Gawat! Aku hampir lupa kalau aku sedang membawa novel detektif. Aku segera menyembunyikannya ke belakang badan. Aku benar-benar terlihat salah tingkah, “…Ya?”
“Kau menyembunyikan sesuatu! Apa itu…” Luke berusaha meraih buku yang aku bawa. Aku berusaha mengangkatnya agar tidak sampai dipegang Luke. Payah, aku lebih pendek darinya.
“Sherlock Holmes!” kata Luke.
Bagus, aku ketahuan. Namun, setelahnya suasana menjadi hening kembali. Hujan juga masih deras, dan kami menunggu di tempat duduk halte.
“Fern,”
Hn?
“Telah terjadi kecelakaan mobil, di dalamnya ada seorang pria dan anaknya. Ayah dari anak itu meninggal namun anak tersebut hanya luka-luka, lalu ia dilarikan ke sebuah rumah sakit untuk dioperasi. Namun dokter yang hendak mengoperasinya berteriak, ‘Aku tidak bisa mengoperasinya, dia anakku!’. Menurutmu bagaimana ini bisa terjadi, bila ini tidak ada sangkut pautnya dengan adopsi atau penjelajah waktu?”
“Pertanyaan pertama adalah, kenapa kau menanyaiku ini?” celetusku.
“Karena aku penasaran”.
“Penasaran? Dokter yang hendak mengoperasi itu adalah ibunya”. Kulihat Luke menatapku dengan senyum dinginnya yang ‘mengerikan’. Perasaanku sedikit tidak enak.
“Bila kau sedang mengendarai mobil di saat hujan deras dan kau melewati sebuah halte, yang di sana ada tiga orang yang sedang menunggu bis yang tidak kunjung datang, yaitu nenek tua yang terlihat kedinginan dan sudah tidak kuat lagi, seorang teman baikmu yang pernah menyelamatkan hidupmu, dan seorang partner yang kau idam-idamkan selama ini, sedangkan mobilmu hanya muat untuk satu orang tumpangan, mana yang akan kau pilih agar mereka semua senang, dan kau juga untung?”
Aku terdiam. Suara hujan semakin tajam terdengar di telingaku. Pertanyaan macam apa itu? Kau berada di kelas filosofi, Luke? Tentu saja aku tidak mengutamakan partner yang aku idam-idamkan itu dahulu. Namun, bila aku mengutamakan nenek yang hampir sekarat itu, teman baik yang pernah menyelamatkan hidupku pasti cemburu dan berpikiran bahwa aku tidak tahu balas budi. Ah, tapi setidaknya teman baikku memaklumi nenek tua itu, kan? Argh! Luke bilang, ‘agar mereka semua senang, dan kau juga untung’. Tiba-tiba saja pikiranku buntu.

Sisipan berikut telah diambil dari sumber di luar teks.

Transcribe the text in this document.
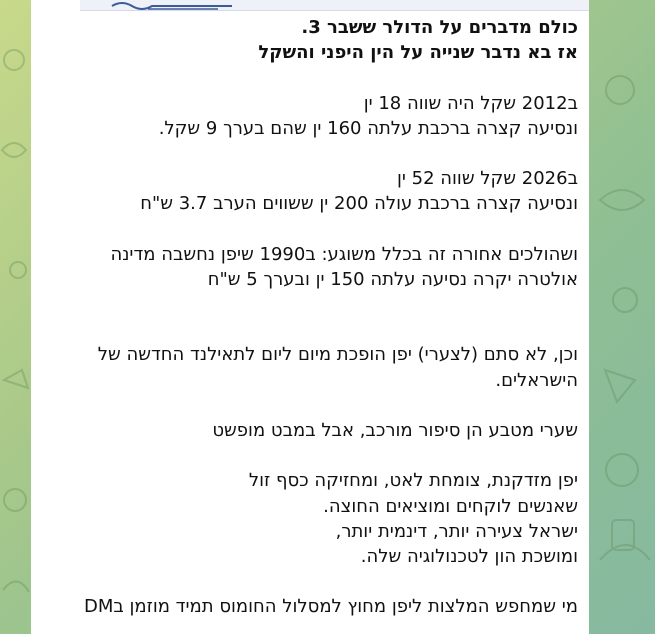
כולם מדברים על הדולר ששבר 3.
אז בא נדבר שנייה על הין היפני והשקל
ב2012 שקל היה שווה 18 ין
ונסיעה קצרה ברכבת עלתה 160 ין שהם בערך 9 שקל.
ב2026 שקל שווה 52 ין
ונסיעה קצרה ברכבת עולה 200 ין ששווים הערב 3.7 ש"ח
ושהולכים אחורה זה בכלל משוגע: ב1990 שיפן נחשבה מדינה
אולטרה יקרה נסיעה עלתה 150 ין ובערך 5 ש"ח
וכן, לא סתם (לצערי) יפן הופכת מיום ליום לתאילנד החדשה של
הישראלים.
שערי מטבע הן סיפור מורכב, אבל במבט מופשט
יפן מזדקנת, צומחת לאט, ומחזיקה כסף זול
שאנשים לוקחים ומוציאים החוצה.
ישראל צעירה יותר, דינמית יותר,
ומושכת הון לטכנולוגיה שלה.
מי שמחפש המלצות ליפן מחוץ למסלול החומוס תמיד מוזמן בDM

“Apa boleh buat, aku menutup kaca mobilku, dan mereka tidak melihatku di dalam mobil, jadi aku tidak perlu menyelamatkan siapa pun” jawabku.
Kali ini Luke terlihat tersenyum penuh kemenangan karena melihatku tidak dapat menyelesaikan masalah tersebut, “Jadi, kau untung, masalah selesai, begitu?”
Tch”.
“Hahaha… Hei, Fern” Luke menepok bahuku, “Bagaimana kalau kau membawa nenek tua itu dan mempercayakan kunci mobilmu pada teman baikmu saja, lalu kau menunggu bis bersama partner yang kau idam-idamkan itu?”
Aku terdiam lalu menoleh ke arah Luke. Ya ampun, dia terlihat tersenyum begitu hangat, aku merasakan hangatnya hingga ke ruas-ruas nadiku. Kenapa aku tidak memikirkan hal itu?
“Hei, Luke. Sadarkah kau, aku ini bodoh.”
“Kau tidak bodoh, Fern. Orang bodoh tak kan bisa memecahkan persoalan pertama tadi. Akan tetapi, orang yang tidak peduli dan jarang membuka hatinya tak kan bisa memecahkan persoalan kedua.”
“Bodoh.”
Luke mendorong bahuku sambil tertawa dalam larut malam itu bersamaku, hingga hujan berhenti.